Back at the entrance to Dar Mnehbi, Holmes looked at Youssef. “It would appear that I am to remain here until the young man returns for me. If you don’t mind?”
He was returned to the arms of the Resident General’s household as if he had never left, given the same rooms, brought a tray of the same excellent coffee, offered luncheon.
“I’d better use the bath first, and rid myself of these clothes. I shouldn’t wish to introduce fleas into Dar Mnehbi.”
He took his time, coaxing a quantity of very hot water out of the geyser. Again, he considered his beard in the looking-glass, and again decided to retain it. He wrapped his previous night’s clothing in the damp towel, to lock any wildlife inside, and rang to let Youssef know he was ready for his meal.
The quiet man was there in minutes, uncovering the tray, laying out a cloth, replacing the empty carafe of coffee with a fresh one. He had the good servant’s skill of efficient invisibility, with smooth motions that got the job done while attracting no attention. Quick, yet unobtrusive.
Holmes appreciated professionalism, in any profession.
As he tucked into a most pleasant couscous of spiced lamb and chickpeas, clean and warm before the room’s glowing brazier, the sounds of another arrival were a reminder of Lyautey’s manifold responsibilities. He must let the Maréchal know that a second round of entertaining this stray English relation was not required: He intended to leave, once he’d figured out why the boy had stashed him here.

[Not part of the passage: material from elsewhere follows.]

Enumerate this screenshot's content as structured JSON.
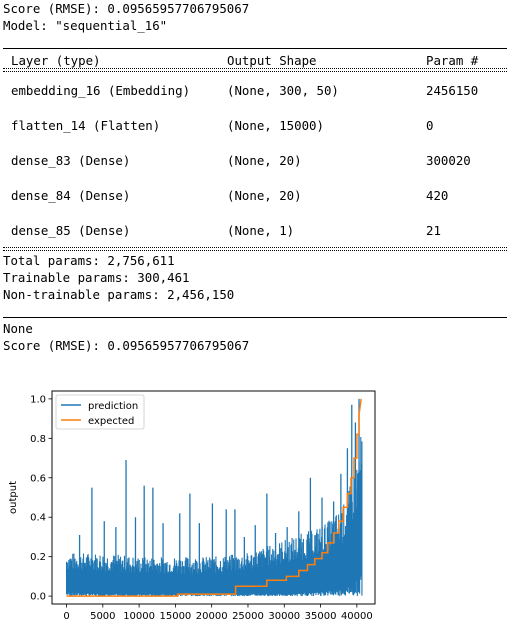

When he had finished, he took his coffee over to the window. Windows in traditional Arabic architecture were primarily shuttered openings that faced inward, onto the central courtyard, to provide a basic amount of light and ventilation. Here, the French had breached the external walls of the dar’s upstairs guest-rooms with hinged windows. The sacrifice of security and privacy was well worth it, from Holmes’ European eyes, and the tantalising glimpses of gardens, streets, and rooftop terraces had proved the most desirable quality of the rooms during his stay.
Now, he flung the glass open and planted his shoulder against the frame, his cup balanced on the tiled sill. The town’s noise obscured the splash of the courtyard fountain, but the air was still fragrant. Somewhere, a canary trilled. He took out his tobacco, torn between simple pleasure and waspish impatience.
He would give Russell until the morning, before he turned the town upside-down.